Aku pasti sedang bermimpi. Sebentar lagi aku akan membuka mata karena suara Mum yang meneriakkan bahwa sarapan sudah siap. Sebentar lagi aku akan membuka mata dan menatap langit-langit kamarku. Sebentar lagi aku akan membuka mata dan mengutuk diriku sendiri karena bisa-bisanya aku bermimpi sedang mencium Gale Rivendell. Lalu aku akan mengutuk Gale Rivendell juga karena berani-beraninya dia masuk ke dalam mimpiku dan menciumku begitu saja.
This is a dream, right?
Aku menggerakkan bibir untuk mengatakan sesuatu dan merasakan hembusan nafas yang hangat menerpa wajahku. Aku menarik nafas tajam, seketika aroma tubuh yang bercampur dengan aroma pastry, asap rokok, dan sesuatu yang maskulin memenuhi indra penciumanku. What the fuck. Aku membuka mata. Wajah Gale Rivendell adalah hal yang pertama kali kulihat. Dia sedikit memundurkan wajahnya, membuka mata, dan senyuman malas terbentuk di bibirnya. Kedua tangannya berada di sisi wajahku, sedangkan kedua tanganku (tanganku! Ya Tuhan, dasar tangan pengkhianat!) mengepal dan menempel di dadanya.
Fuck. Fuck. FUCK. FUCK. APA YANG BARU SAJA TERJADI?
Aku membuka dan menutup mulut. Aku ingin mengatakan sesuatu tapi tidak ada suara yang keluar. Aku baru saja berciuman dengan Gale Rivendell. OH MY GOD, WE JUST KISSED. Gale Rivendell masih memasang senyum malasnya dan memandangku tanpa ada niatan untuk mundur atau melepaskanku. Aku merasa tidak sanggup menatapnya sehingga aku mengalihkan pandanganku ke segala arah. Semuanya terasa tidak nyata. Dunia seolah mengabur di sekitarku. Get a grip, Jardine. Keep focus, you moron!
Saat pandanganku menjadi fokus, aku melihat Shane. Dia masih berdiri di jalan, sepuluh meter jauhnya dari depan pintu rumah. Dari raut wajahnya yang tercengang, aku tahu bahwa dia menyadari apa yang Gale Rivendell baru saja lakukan. Damn it.

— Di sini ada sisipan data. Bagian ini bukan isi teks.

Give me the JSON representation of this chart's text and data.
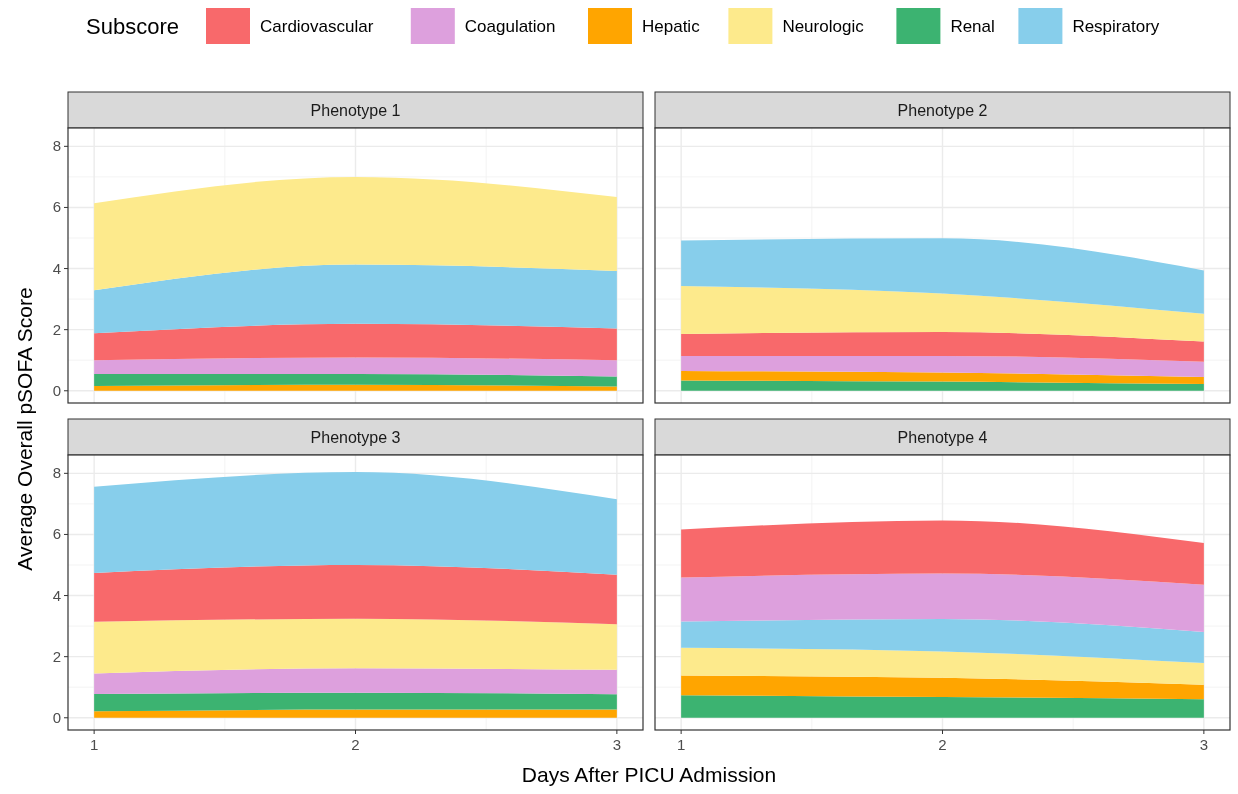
{
  "chart_data": [
    {
      "type": "area",
      "stacked": true,
      "title": "Phenotype 1",
      "ylabel": "Average Overall pSOFA Score",
      "legend_title": "Subscore",
      "legend": "top",
      "grid": true,
      "tick_labels": "y",
      "x": [
        1,
        2,
        3
      ],
      "xlim": [
        0.9,
        3.1
      ],
      "xticks": [
        1,
        2,
        3
      ],
      "ylim": [
        -0.4,
        8.6
      ],
      "yticks": [
        0,
        2,
        4,
        6,
        8
      ],
      "series": [
        {
          "name": "Hepatic",
          "color": "#ffa500",
          "values": [
            0.16,
            0.2,
            0.14
          ]
        },
        {
          "name": "Renal",
          "color": "#3cb371",
          "values": [
            0.39,
            0.35,
            0.33
          ]
        },
        {
          "name": "Coagulation",
          "color": "#dda0dd",
          "values": [
            0.45,
            0.54,
            0.53
          ]
        },
        {
          "name": "Cardiovascular",
          "color": "#f8696b",
          "values": [
            0.88,
            1.1,
            1.04
          ]
        },
        {
          "name": "Respiratory",
          "color": "#87ceeb",
          "values": [
            1.41,
            1.94,
            1.88
          ]
        },
        {
          "name": "Neurologic",
          "color": "#fdea8c",
          "values": [
            2.85,
            2.87,
            2.42
          ]
        }
      ]
    },
    {
      "type": "area",
      "stacked": true,
      "title": "Phenotype 2",
      "grid": true,
      "tick_labels": false,
      "x": [
        1,
        2,
        3
      ],
      "xlim": [
        0.9,
        3.1
      ],
      "xticks": [
        1,
        2,
        3
      ],
      "ylim": [
        -0.4,
        8.6
      ],
      "yticks": [
        0,
        2,
        4,
        6,
        8
      ],
      "series": [
        {
          "color": "#3cb371",
          "values": [
            0.34,
            0.3,
            0.22
          ]
        },
        {
          "color": "#ffa500",
          "values": [
            0.31,
            0.3,
            0.23
          ]
        },
        {
          "color": "#dda0dd",
          "values": [
            0.49,
            0.54,
            0.5
          ]
        },
        {
          "color": "#f8696b",
          "values": [
            0.72,
            0.78,
            0.66
          ]
        },
        {
          "color": "#fdea8c",
          "values": [
            1.57,
            1.26,
            0.91
          ]
        },
        {
          "color": "#87ceeb",
          "values": [
            1.49,
            1.81,
            1.42
          ]
        }
      ]
    },
    {
      "type": "area",
      "stacked": true,
      "title": "Phenotype 3",
      "xlabel": "Days After PICU Admission",
      "grid": true,
      "x": [
        1,
        2,
        3
      ],
      "xlim": [
        0.9,
        3.1
      ],
      "xticks": [
        1,
        2,
        3
      ],
      "ylim": [
        -0.4,
        8.6
      ],
      "yticks": [
        0,
        2,
        4,
        6,
        8
      ],
      "series": [
        {
          "color": "#ffa500",
          "values": [
            0.21,
            0.27,
            0.27
          ]
        },
        {
          "color": "#3cb371",
          "values": [
            0.57,
            0.55,
            0.5
          ]
        },
        {
          "color": "#dda0dd",
          "values": [
            0.67,
            0.8,
            0.8
          ]
        },
        {
          "color": "#fdea8c",
          "values": [
            1.69,
            1.62,
            1.49
          ]
        },
        {
          "color": "#f8696b",
          "values": [
            1.6,
            1.76,
            1.62
          ]
        },
        {
          "color": "#87ceeb",
          "values": [
            2.82,
            3.04,
            2.47
          ]
        }
      ]
    },
    {
      "type": "area",
      "stacked": true,
      "title": "Phenotype 4",
      "grid": true,
      "tick_labels": "x",
      "x": [
        1,
        2,
        3
      ],
      "xlim": [
        0.9,
        3.1
      ],
      "xticks": [
        1,
        2,
        3
      ],
      "ylim": [
        -0.4,
        8.6
      ],
      "yticks": [
        0,
        2,
        4,
        6,
        8
      ],
      "series": [
        {
          "color": "#3cb371",
          "values": [
            0.74,
            0.68,
            0.61
          ]
        },
        {
          "color": "#ffa500",
          "values": [
            0.64,
            0.63,
            0.47
          ]
        },
        {
          "color": "#fdea8c",
          "values": [
            0.91,
            0.86,
            0.71
          ]
        },
        {
          "color": "#87ceeb",
          "values": [
            0.86,
            1.06,
            1.02
          ]
        },
        {
          "color": "#dda0dd",
          "values": [
            1.44,
            1.49,
            1.54
          ]
        },
        {
          "color": "#f8696b",
          "values": [
            1.57,
            1.74,
            1.37
          ]
        }
      ]
    }
  ]
}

"Aku harus melakukan itu." suara Gale Rivendell memasuki gendang telingaku lambat-lambat.
Aku menoleh padanya, tanpa sadar merasa kecewa karena tangannya tak lagi merengkuh wajahku dan karena dia telah mundur sehingga aku tidak lagi merasakan hangat tubuh memancar darinya. Focus, focus, keep focus. Aku menggelengkan kepala, menampar bagian diriku yang merasa kecewa.
Gale Rivendell memandangku serius, "Aku harus melakukan itu," ulangnya, "Setidaknya sekali. God, Jardine, don't you know how much I want to kiss you that day when we were on the roof?"
Aku belum pulih dari shock. Pita suaraku yang tolol berhenti bergetar sehingga aku tidak mengeluarkan suara apapun. Gale Rivendell mundur perlahan-lahan. Aku hanya memandanginya menuruni undakan satu per satu hingga dia berada di undakan paling bawah. Dia mendongak dan memberiku senyuman yang selalu membuatku menahan nafas tanpa sadar.
"You drive me mad, Jardine Roxen. Dan aku menyukainya."
Lalu dia berbalik, tidak memberiku kesempatan untuk mengatakan sesuatu, dan berjalan ke arah Shane yang tercengang di tempatnya. Gale Rivendell mendorong Shane untuk berjalan, yang mana dituruti Shane dengan linglung.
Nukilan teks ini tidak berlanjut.